8


Иван Петрович жил холостяком. Его тонкая натура еще не вполне переварила крушение брака, когда в квартиру по соседству заселилась новая одинокая жилица.
Одним утром Иван Петрович и новенькая вместе очутились в лифте. Молчать шестнадцать этажей женщине казалось скорее скучным, нежели неловким, как уже вскоре определил Иван Петрович её психотип...
– Прасковья. Можно просто Паня. – сказала дородная, что актриса Мордюкова баба и сунула Ивану Петровичу крепкую ладонь.
От неожиданности тот принял проколхозный стиль знакомства и после секундного замешательства тоже отрекомендовался соответствующе:
– Э-э, Петрович.
– Что в коробке-то, Петрович? – фамильярно спросила Паня про футляр в руках соседа.
Поразмыслив два с половиной этажа, прирожденный флейтист Иван Петрович все же нашелся.
– Дрель. – соврал он, дабы не вызвать в новой простоватой соседке когнитивный диссонанс, а паче избежать знакомой снисходительной ухмылки, что коробила музыканта.
Паня одобрительно хмыкнула, и последующие встречи флейтиста с бесхитростной женщиной носили откровенно ремонтно-эротический характер.
Как-то Иван Петрович застрял в гастрономе подле арбузов. Он размышлял, взять ли арбуз или селедку (хотя пришел за молоком), когда его конкретно огрели по сраке. Кажется, кто-то недвусмысленно хотел взять и самого Ивана Петровича...
Это было Паня. В руке палка сервелата. Им-то она столь оригинально и «окликнула» соседа.
– Напугался? – безошибочно угадала Паня эмоции перебздевшего музыканта и дружески улыбаясь, говорит:
– Слышь, Петрович, гвоздик надо присверлить. Десяток, дугой. А у меня дрели нема. Пособишь по-соседски?
Петрович пришел в себя, и: – Да я бы рад! Но как назло дрель знакомому отдал.
Извиняйте, мол.
– Ц! – сказала Паня и, поигрывая колбасой, развязно удалилась.

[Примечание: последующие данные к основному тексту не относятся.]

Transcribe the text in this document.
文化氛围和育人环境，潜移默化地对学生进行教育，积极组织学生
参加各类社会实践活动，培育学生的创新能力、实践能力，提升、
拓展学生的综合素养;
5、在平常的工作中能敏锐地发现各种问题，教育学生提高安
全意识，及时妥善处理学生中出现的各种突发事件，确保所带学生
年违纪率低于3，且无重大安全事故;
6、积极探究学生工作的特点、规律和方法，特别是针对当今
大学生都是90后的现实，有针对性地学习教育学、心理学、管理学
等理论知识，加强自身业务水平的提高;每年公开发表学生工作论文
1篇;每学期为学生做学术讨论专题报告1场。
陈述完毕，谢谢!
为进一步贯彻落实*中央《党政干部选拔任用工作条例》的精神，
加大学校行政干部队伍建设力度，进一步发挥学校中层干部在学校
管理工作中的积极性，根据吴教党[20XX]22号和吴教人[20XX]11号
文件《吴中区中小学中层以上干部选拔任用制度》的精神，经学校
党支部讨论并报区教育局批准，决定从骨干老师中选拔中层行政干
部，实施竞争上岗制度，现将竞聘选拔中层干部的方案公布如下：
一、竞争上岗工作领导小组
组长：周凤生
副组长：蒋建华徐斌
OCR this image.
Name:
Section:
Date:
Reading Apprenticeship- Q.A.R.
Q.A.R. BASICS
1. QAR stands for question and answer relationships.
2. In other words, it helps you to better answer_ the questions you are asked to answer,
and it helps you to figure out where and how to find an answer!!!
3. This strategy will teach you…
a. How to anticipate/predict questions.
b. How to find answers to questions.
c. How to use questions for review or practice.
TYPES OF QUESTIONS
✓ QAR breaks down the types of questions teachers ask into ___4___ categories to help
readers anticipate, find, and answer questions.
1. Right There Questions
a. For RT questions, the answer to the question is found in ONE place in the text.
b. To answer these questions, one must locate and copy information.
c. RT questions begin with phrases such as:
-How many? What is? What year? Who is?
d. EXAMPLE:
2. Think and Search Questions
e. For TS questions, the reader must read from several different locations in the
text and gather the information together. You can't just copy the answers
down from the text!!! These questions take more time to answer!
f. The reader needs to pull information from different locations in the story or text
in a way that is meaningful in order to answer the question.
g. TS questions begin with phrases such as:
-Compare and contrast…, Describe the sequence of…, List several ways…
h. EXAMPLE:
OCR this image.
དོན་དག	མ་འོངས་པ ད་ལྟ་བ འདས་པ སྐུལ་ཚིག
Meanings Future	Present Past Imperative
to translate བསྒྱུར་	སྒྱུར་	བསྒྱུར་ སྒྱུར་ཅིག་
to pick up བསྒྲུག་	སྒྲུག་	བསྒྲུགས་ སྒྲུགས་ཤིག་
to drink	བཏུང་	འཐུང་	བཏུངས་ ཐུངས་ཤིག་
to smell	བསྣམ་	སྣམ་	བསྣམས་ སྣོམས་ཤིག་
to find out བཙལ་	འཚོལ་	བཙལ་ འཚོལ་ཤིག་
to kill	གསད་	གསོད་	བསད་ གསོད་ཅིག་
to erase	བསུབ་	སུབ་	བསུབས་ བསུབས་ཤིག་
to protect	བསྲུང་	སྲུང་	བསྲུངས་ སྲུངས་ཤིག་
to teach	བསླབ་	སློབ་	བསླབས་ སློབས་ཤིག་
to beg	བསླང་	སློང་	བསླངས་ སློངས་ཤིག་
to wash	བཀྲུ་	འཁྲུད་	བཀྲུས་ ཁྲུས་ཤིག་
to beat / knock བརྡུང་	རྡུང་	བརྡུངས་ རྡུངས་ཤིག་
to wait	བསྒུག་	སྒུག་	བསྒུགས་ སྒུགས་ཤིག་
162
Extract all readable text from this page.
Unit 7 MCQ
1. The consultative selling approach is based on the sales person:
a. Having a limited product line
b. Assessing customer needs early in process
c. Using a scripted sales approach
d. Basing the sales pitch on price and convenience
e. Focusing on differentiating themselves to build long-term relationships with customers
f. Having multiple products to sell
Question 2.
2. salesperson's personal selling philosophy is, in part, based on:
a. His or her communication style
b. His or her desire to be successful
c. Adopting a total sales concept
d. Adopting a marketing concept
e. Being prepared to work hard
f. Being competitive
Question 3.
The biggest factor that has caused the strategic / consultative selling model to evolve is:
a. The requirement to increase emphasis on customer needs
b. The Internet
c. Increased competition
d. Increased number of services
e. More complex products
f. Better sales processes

В широкой мужской спине её читалось легкое женское разочарование.
«Черт, да она, кажись, глаз на меня положила!.. – догадался музыкант, потирая гудящий телевизор. – А она ничё. Всего-то сантиметров на двадцать меня и выше. Зато я лет на пять моложе, пусть и лыс. То на то и выходит. Если позовет посмотреть утюг, всё! – положила. Утюг, это знаешь ли… Это!.. Уу, знаешь...».
Да-с, позвать мужика посмотреть заартачившийся утюг, а показать кое-что поинтересней, – национальный русский женский спорт еще со времен утюгов на угольной тяге и даже вальков с рубелем.
И вскоре позвали... Петрович ликовал, хотя боялся электротока. Детское засовывание шпильки в розетку привело его некогда в реанимацию и стан убежденных гуманитариев. Настолько убежденных, что показания электросчетчика он снимал в резиновых сапогах. Но теперь отказываться и не думал.
«Чай не чинить иду…» – уверенно решил флейтист, принаряжаясь и выпивая стописят без закуски перед рывком в райские кущи...
Едва музыкант надавил звонок, как уверенность улетучилась. Почти год у Петровича были романтические отношения лишь с рукой. А тут сразу целая женщина! Много женщины! Килограммов сто румяной, статной, кудрявой, свежо и одуряюще пахнущей, волоокой гладкой и вместе изгибистой женщины.
Отворили. Едва потянув носом, Петрович откровенно поплыл. Баттерфляем с элементами танго…
– Куда пройти? В спальню?! – сходу приветствовал он хозяйку.
Та удивленно пожала шелковыми цветастыми плечами:
– Почему? Нет... В кухню.
Кухня. Стол. Утюг. Ни водки, ни закуски. Реально позвали чинить.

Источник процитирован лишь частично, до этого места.